İbrahim SEDİYANİ
Geçen gün, İstanbul’da çok ilginç bir olay yaşandı.
İrlandalı bir turist, Aksaray semtindeki esnafı tek başına dövdü.
Herkes bu hadiseyi konuşuyor.
İrlandalı turist, Aksaray’da bir otelde kalıyordu. Su almak için otelin karşısındaki markete gitti, dolabı açtı, su şişeleri yere düştü. Dükkân sahibi elinde sopayla dışarı çıktı, önce o, sonra da sokaktaki tüm esnaf ve bütün mahalle turiste vurmaya başladı… Ama neredeyse tamamı turistten dayak yedi. İrlandalı turist, Aksaray’daki bütün mahalleyi tek başına dövdü.

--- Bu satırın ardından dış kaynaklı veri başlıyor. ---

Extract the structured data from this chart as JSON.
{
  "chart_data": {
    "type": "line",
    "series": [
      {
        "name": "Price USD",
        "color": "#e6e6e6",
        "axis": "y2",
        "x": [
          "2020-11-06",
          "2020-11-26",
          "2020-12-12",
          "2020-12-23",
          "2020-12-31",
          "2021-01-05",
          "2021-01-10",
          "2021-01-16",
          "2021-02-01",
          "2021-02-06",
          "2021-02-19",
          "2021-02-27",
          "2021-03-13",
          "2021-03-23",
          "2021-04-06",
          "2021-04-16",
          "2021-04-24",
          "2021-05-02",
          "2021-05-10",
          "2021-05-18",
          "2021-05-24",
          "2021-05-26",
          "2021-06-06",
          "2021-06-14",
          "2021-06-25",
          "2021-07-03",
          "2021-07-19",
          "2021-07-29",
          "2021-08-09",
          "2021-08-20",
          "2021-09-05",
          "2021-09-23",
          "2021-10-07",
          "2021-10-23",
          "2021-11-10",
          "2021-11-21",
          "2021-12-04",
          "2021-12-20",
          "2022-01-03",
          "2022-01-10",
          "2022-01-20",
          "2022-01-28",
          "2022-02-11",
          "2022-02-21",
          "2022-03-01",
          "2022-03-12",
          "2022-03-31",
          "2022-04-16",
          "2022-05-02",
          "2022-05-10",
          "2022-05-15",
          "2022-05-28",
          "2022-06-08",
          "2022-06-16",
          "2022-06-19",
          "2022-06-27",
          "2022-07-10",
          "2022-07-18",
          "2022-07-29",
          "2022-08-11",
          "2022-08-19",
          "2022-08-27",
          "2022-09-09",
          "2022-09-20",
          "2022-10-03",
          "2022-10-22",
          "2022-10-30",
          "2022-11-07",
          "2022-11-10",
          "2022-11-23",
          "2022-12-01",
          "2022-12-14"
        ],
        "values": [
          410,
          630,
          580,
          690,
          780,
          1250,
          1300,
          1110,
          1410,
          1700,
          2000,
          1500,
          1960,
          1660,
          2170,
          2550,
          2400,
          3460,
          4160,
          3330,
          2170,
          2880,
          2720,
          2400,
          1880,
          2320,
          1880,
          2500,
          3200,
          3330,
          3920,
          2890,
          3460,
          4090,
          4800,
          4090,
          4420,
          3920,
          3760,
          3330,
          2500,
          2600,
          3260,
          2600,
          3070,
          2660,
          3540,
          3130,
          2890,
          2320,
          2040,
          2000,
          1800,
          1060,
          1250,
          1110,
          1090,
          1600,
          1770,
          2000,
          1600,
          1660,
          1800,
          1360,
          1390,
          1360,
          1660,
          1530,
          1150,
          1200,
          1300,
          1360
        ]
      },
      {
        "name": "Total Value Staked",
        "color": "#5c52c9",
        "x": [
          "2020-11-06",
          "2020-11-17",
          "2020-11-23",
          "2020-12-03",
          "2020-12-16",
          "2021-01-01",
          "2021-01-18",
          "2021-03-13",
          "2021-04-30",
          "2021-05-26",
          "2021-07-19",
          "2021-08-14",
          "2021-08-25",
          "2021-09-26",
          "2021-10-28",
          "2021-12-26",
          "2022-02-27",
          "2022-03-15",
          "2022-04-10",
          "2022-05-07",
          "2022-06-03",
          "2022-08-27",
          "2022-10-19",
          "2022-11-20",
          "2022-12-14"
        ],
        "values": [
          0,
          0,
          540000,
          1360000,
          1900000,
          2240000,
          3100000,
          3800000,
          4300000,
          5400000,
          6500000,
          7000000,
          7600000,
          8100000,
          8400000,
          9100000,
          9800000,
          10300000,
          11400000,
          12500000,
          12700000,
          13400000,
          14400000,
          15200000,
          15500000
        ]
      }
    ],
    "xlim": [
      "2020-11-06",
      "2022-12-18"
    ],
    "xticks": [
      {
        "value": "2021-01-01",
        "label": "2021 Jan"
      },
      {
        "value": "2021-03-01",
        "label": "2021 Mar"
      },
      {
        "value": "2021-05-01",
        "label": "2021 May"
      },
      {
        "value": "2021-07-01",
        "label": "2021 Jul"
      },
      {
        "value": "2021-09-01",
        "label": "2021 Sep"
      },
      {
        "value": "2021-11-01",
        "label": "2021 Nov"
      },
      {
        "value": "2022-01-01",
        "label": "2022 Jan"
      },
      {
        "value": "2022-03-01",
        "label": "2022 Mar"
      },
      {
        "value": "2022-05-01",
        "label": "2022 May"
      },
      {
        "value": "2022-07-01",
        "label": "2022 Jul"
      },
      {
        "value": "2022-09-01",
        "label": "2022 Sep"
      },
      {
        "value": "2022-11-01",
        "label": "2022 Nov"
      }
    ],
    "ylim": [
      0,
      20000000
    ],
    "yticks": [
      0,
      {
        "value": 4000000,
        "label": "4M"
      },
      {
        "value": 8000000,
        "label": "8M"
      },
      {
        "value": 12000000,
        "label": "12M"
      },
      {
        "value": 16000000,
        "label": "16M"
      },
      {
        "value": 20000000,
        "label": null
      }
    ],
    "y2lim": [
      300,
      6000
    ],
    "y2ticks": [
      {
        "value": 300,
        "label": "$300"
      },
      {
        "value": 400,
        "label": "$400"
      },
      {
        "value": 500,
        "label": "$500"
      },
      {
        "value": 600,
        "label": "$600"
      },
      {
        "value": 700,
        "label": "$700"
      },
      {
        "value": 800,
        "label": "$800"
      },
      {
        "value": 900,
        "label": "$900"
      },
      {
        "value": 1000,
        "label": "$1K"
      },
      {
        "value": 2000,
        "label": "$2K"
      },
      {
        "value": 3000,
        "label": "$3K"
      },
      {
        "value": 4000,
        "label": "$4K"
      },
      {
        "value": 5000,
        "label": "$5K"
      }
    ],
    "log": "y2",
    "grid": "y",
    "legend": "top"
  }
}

80 milyon şaşırdı bu olaya, bir kişi hariç: Ben.
Şaşırmadım, çünkü İrlanda bayrağı, Ak Saray’daki mezhepçileri tek başına döver.
***
Benim öteden beri “beyaz olmayan beyazların yaşadığı ada” şeklinde tasvir ettiğim coğrafya, İrlanda.
Ülkenin ismi “Yeşilada” anlamına geliyor zaten. İrlandalılar “Éire” diyorlar ülkelerine. Bu ismin kökeni Keltçedeki “erin” sözcüğüdür ve “yeşil ada” demek. (Bkz. Adını Arayan Coğrafya, sayfa 37)
Ülkenin başkenti, Baile Átha Cliath.
Ancak boşuna atlasa bakmayın. Maalesef atlaslarda İngilizler’in verdiği Dublin ismi yazılı. Fakat İrlandalılar öyle demiyorlar kendi başkentlerine. Onların dilinde bu şehrin ismi Baile Átha Cliath. Anlamı ise, “çitli ırmak geçidi kenti”. (Bkz. Adını Arayan Coğrafya, sayfa 97)
Yapı olarak devrimci ve militan olan İrlandalılar, barışa o kadar düşkünler ki, barış özlemini bayraklarına bile işlemişler. “Yeşil- beyaz- turuncu” renkli İrlanda bayrağının solundaki “yeşil” Katolikler’i, sağındaki “turuncu” da Protestanlar’ı temsil eder. Aradaki “beyaz” ise her iki halkın barış içinde ve eşit haklara sahip olarak birarada yaşadığını, yaşayabileceğini, “yaşaması gerektiğini” anlatır.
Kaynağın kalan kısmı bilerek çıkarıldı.